À quelques jours du 1er tour des élections municipales à Lyon, la candidate insoumise réaffirme ses priorités politiques, faisant de la lutte contre la pauvreté sa "colonne vertébrale".
"À l'heure où l'on ne parle que d'incarnation, je veux parler du programme jusqu'au bout", martèle la candidate insoumise aux élections municipales à Lyon, Anaïs Belouassa-Cherifi. Pas sonnée par les répercussions de la mort de Quentin Deranque et la tempête médiatique qui s'en est suivie alors que la majorité des suspects ont appartenus au groupe antifasciste de la Jeune garde auquel LFI a apporté son soutien, la députée assure avoir observé "un regain de sympathie sur le terrain de gens qui nous disaient de tenir bon".
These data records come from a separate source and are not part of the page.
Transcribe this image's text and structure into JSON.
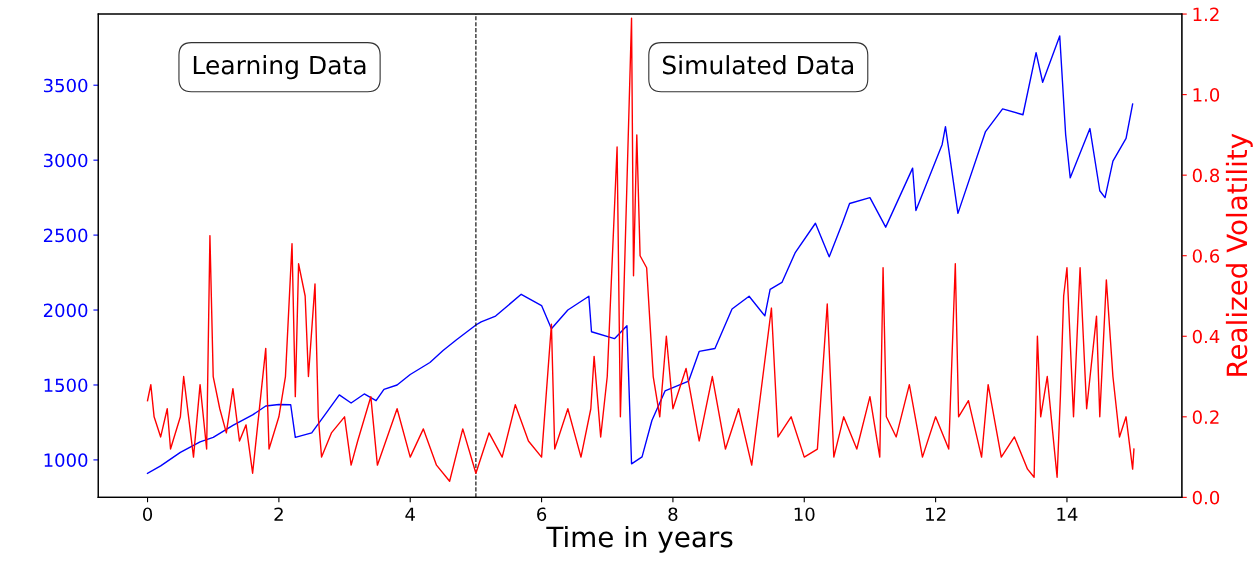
{
  "chart_data": {
    "type": "line",
    "xlabel": "Time in years",
    "y2label": "Realized Volatility",
    "annotations": [
      "Learning Data",
      "Simulated Data"
    ],
    "xlim": [
      -0.75,
      15.75
    ],
    "xticks": [
      0,
      2,
      4,
      6,
      8,
      10,
      12,
      14
    ],
    "ylim": [
      750,
      3975
    ],
    "yticks": [
      1000,
      1500,
      2000,
      2500,
      3000,
      3500
    ],
    "y2lim": [
      0,
      1.2
    ],
    "y2ticks": [
      {
        "value": 0,
        "label": "0.0"
      },
      {
        "value": 0.2,
        "label": "0.2"
      },
      {
        "value": 0.4,
        "label": "0.4"
      },
      {
        "value": 0.6,
        "label": "0.6"
      },
      {
        "value": 0.8,
        "label": "0.8"
      },
      {
        "value": 1.0,
        "label": "1.0"
      },
      {
        "value": 1.2,
        "label": "1.2"
      }
    ],
    "ref_lines": [
      {
        "axis": "x",
        "value": 5,
        "label": null,
        "color": "#000000",
        "line_style": "dashed"
      }
    ],
    "grid": false,
    "legend": false,
    "marker": "none",
    "line_style": "solid",
    "series": [
      {
        "color": "#0000ff",
        "axis": "y",
        "x": [
          0,
          0.2,
          0.5,
          0.8,
          1.0,
          1.3,
          1.6,
          1.8,
          2.0,
          2.18,
          2.25,
          2.5,
          2.7,
          2.92,
          3.1,
          3.3,
          3.48,
          3.6,
          3.8,
          4.0,
          4.3,
          4.5,
          4.7,
          5.0,
          5.08,
          5.3,
          5.69,
          6.0,
          6.15,
          6.4,
          6.72,
          6.76,
          7.11,
          7.3,
          7.37,
          7.53,
          7.68,
          7.88,
          8.24,
          8.4,
          8.64,
          8.9,
          9.16,
          9.4,
          9.48,
          9.66,
          9.86,
          10.17,
          10.38,
          10.58,
          10.69,
          11.0,
          11.24,
          11.65,
          11.7,
          12.1,
          12.15,
          12.34,
          12.76,
          13.02,
          13.33,
          13.53,
          13.63,
          13.89,
          13.98,
          14.05,
          14.35,
          14.5,
          14.58,
          14.7,
          14.9,
          15.0
        ],
        "values": [
          910,
          960,
          1050,
          1120,
          1150,
          1230,
          1300,
          1360,
          1370,
          1368,
          1150,
          1180,
          1300,
          1434,
          1380,
          1440,
          1395,
          1470,
          1500,
          1570,
          1650,
          1730,
          1800,
          1900,
          1921,
          1960,
          2105,
          2030,
          1875,
          2000,
          2092,
          1855,
          1809,
          1895,
          974,
          1020,
          1263,
          1460,
          1526,
          1724,
          1743,
          2007,
          2092,
          1961,
          2138,
          2184,
          2381,
          2579,
          2355,
          2579,
          2711,
          2750,
          2553,
          2947,
          2664,
          3105,
          3224,
          2645,
          3191,
          3342,
          3303,
          3717,
          3520,
          3829,
          3171,
          2882,
          3211,
          2796,
          2750,
          2993,
          3145,
          3375
        ]
      },
      {
        "color": "#ff0000",
        "axis": "y2",
        "x": [
          0,
          0.05,
          0.1,
          0.2,
          0.3,
          0.35,
          0.5,
          0.55,
          0.7,
          0.8,
          0.9,
          0.95,
          1.0,
          1.1,
          1.2,
          1.3,
          1.4,
          1.5,
          1.6,
          1.8,
          1.85,
          2.0,
          2.1,
          2.2,
          2.25,
          2.3,
          2.4,
          2.45,
          2.55,
          2.6,
          2.65,
          2.8,
          3.0,
          3.1,
          3.2,
          3.4,
          3.5,
          3.8,
          4.0,
          4.2,
          4.4,
          4.6,
          4.8,
          5.0,
          5.2,
          5.4,
          5.6,
          5.8,
          6.0,
          6.15,
          6.2,
          6.4,
          6.6,
          6.75,
          6.8,
          6.9,
          7.0,
          7.15,
          7.2,
          7.3,
          7.37,
          7.4,
          7.45,
          7.5,
          7.6,
          7.7,
          7.8,
          7.9,
          8.0,
          8.2,
          8.4,
          8.6,
          8.8,
          9.0,
          9.2,
          9.5,
          9.6,
          9.8,
          10.0,
          10.2,
          10.35,
          10.45,
          10.6,
          10.8,
          11.0,
          11.15,
          11.2,
          11.25,
          11.4,
          11.6,
          11.8,
          12.0,
          12.2,
          12.3,
          12.35,
          12.5,
          12.7,
          12.8,
          13.0,
          13.2,
          13.4,
          13.5,
          13.55,
          13.6,
          13.7,
          13.85,
          13.9,
          13.95,
          14.0,
          14.1,
          14.2,
          14.3,
          14.45,
          14.5,
          14.6,
          14.7,
          14.8,
          14.9,
          15.0,
          15.02
        ],
        "values": [
          0.24,
          0.28,
          0.2,
          0.15,
          0.22,
          0.12,
          0.2,
          0.3,
          0.1,
          0.28,
          0.12,
          0.65,
          0.3,
          0.22,
          0.16,
          0.27,
          0.14,
          0.18,
          0.06,
          0.37,
          0.12,
          0.2,
          0.3,
          0.63,
          0.25,
          0.58,
          0.5,
          0.3,
          0.53,
          0.2,
          0.1,
          0.16,
          0.2,
          0.08,
          0.14,
          0.25,
          0.08,
          0.22,
          0.1,
          0.17,
          0.08,
          0.04,
          0.17,
          0.06,
          0.16,
          0.1,
          0.23,
          0.14,
          0.1,
          0.43,
          0.12,
          0.22,
          0.1,
          0.22,
          0.35,
          0.15,
          0.3,
          0.87,
          0.2,
          0.78,
          1.19,
          0.55,
          0.9,
          0.6,
          0.57,
          0.3,
          0.2,
          0.4,
          0.22,
          0.32,
          0.14,
          0.3,
          0.12,
          0.22,
          0.08,
          0.47,
          0.15,
          0.2,
          0.1,
          0.12,
          0.48,
          0.1,
          0.2,
          0.12,
          0.25,
          0.1,
          0.57,
          0.2,
          0.15,
          0.28,
          0.1,
          0.2,
          0.12,
          0.58,
          0.2,
          0.24,
          0.1,
          0.28,
          0.1,
          0.15,
          0.07,
          0.05,
          0.4,
          0.2,
          0.3,
          0.05,
          0.25,
          0.5,
          0.57,
          0.2,
          0.57,
          0.22,
          0.45,
          0.2,
          0.54,
          0.3,
          0.15,
          0.2,
          0.07,
          0.12
        ]
      }
    ]
  }
}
La candidate dit n'avoir rien changé à sa campagne, appelant néanmoins ses sympathisants à la prudence lors des opérations de tractage, dans un contexte où les responsables politiques de la France insoumise ont pu être visés. Elle-même avait dénoncé les nombreuses menaces de mort et de viols reçues. Elle a déposé plainte.
Une aide à l'installation pour les étudiants et jeunes travailleurs
À trois jours du premier tour, Anaïs Belouassa-Cherifi s'est présentée accompagnée de son futur 1er adjoint, l'ancien magistrat Albert Lévy. Pas question de parler de postes ou d'éventuelles négociations avec Grégory Doucet dans l'entre-deux-tours, alors qu'un récent sondage la donne sous la barre qualificative des 10 %. L'insoumise a réaffirmé ses priorités, au travers d'une liste des 16 délégations qu'elle mettrait en place si elle devenait la première magistrate de la ville.
Le 1er adjoint sera ainsi dédié à la lutte contre la pauvreté, aux finances et à l'intégrité de la fonction publique, tandis que le 2e adjoint sera en charge de l'éducation, de la petite enfance et des droits des enfants. Enfin, le 3e adjoint sera responsable du droit au logement et de la lutte contre le sans-abrisme. "L'idée est de montrer quelles sont nos orientations politiques, nos priorités", a déclaré Anaïs Belouassa-Cherifi. "La lutte contre la pauvreté sera la colonne vertébrale de ce mandat", complète Albert Lévy. Le taux de pauvreté à Lyon atteint 16 %, plus que la moyenne nationale indiquent les candidats.
"Fusion technique" avec Grégory Doucet et le Parti socialiste
Cette priorité est ainsi "transversale" et recoupe notamment la "sûreté", dixième délégation dans l'ordre protocolaire. "Notre conception des choses est de parvenir à la sûreté en donnant les moyen de ne pas quitter l'école, d'être logé, de bien manger, se se soigner", indique l'ancien magistrat pour qui "ceux qui se complaisent à parler de sécurité", passent à côté des véritables enjeux. "La pauvreté contribue à activer la transgression. En la traitant, on ne se posera plus la question de savoir s'il faut des caméras qui ne servent à rien ou davantage de policiers car il y aura moins de transgression".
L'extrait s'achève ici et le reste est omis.